Comparing California’s crime rate to other states
California is quite violent when compared to the rest of the fifty states. That is bad and becoming worse year after year. California ranks in the worse half of states when ranked by violent crime. Thirty five states were safer than California in 2016.
Also, the homicide rate in California increased by 18 percent from 2014 to 2016. Note that California classifies some crimes as non-violent that most states, and most citizens, consider to be very violent. For example, forcible rape is punished as a non-violent crime in California.
Political considerations
Why do California politicians persist with more of the same old policies in the face of repeated failure?
High taxes mean there are lots of government programs that reward special interests. Special interests provide campaign contributions to incumbent politicians. California is ruled by Democrats, and high taxes persist because they work for California Democrat politicians.
It is more important that California Democrat politicians succeed than that California citizens succeed.
We see similar forces at work with gun control. For Democrat politicians, rising rates of homicide are a beneficial feature rather than a fault. High rates of violent crime provide a justification for more gun-control legislation.

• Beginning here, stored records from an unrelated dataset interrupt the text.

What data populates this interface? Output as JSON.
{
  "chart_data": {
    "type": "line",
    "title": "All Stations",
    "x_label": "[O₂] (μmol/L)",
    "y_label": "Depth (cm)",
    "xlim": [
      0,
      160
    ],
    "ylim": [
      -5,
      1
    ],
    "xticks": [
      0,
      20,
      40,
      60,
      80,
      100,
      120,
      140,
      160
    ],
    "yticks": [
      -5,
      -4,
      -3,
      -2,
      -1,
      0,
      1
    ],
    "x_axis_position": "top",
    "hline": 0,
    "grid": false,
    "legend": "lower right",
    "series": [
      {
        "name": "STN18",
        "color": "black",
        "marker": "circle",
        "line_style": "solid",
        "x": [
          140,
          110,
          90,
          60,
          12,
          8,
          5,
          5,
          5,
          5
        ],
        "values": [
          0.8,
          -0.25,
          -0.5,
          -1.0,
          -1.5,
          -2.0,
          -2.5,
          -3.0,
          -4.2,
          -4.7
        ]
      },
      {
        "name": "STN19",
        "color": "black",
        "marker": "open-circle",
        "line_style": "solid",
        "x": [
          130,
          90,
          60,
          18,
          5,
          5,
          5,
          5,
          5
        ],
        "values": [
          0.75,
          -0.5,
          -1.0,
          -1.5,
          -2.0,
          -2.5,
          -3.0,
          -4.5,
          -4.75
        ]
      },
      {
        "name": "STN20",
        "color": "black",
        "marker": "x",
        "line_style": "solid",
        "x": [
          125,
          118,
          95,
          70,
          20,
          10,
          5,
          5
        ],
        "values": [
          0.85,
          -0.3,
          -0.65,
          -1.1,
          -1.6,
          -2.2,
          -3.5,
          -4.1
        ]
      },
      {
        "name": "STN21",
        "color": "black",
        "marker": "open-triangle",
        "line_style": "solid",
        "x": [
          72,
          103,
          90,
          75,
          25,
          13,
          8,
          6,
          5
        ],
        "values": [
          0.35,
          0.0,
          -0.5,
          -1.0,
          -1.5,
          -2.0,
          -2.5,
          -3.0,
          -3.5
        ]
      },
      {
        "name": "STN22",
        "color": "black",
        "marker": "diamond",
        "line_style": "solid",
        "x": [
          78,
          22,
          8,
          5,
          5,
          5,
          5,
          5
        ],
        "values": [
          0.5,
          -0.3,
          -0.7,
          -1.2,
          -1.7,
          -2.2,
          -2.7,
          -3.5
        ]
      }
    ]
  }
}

That legislation provides more campaign cash from gun-control donors. Gun-control works for Democrat politicians even while it fails for California citizens. Now, California Democrat politicians want to tax guns, but does anyone think that criminals will pay those taxes?
For all the compassion that politicians show in front of the cameras,
very little compassion makes it to the streets where people are dying.
This isn’t an academic question. We pay for these political adventures with our lives.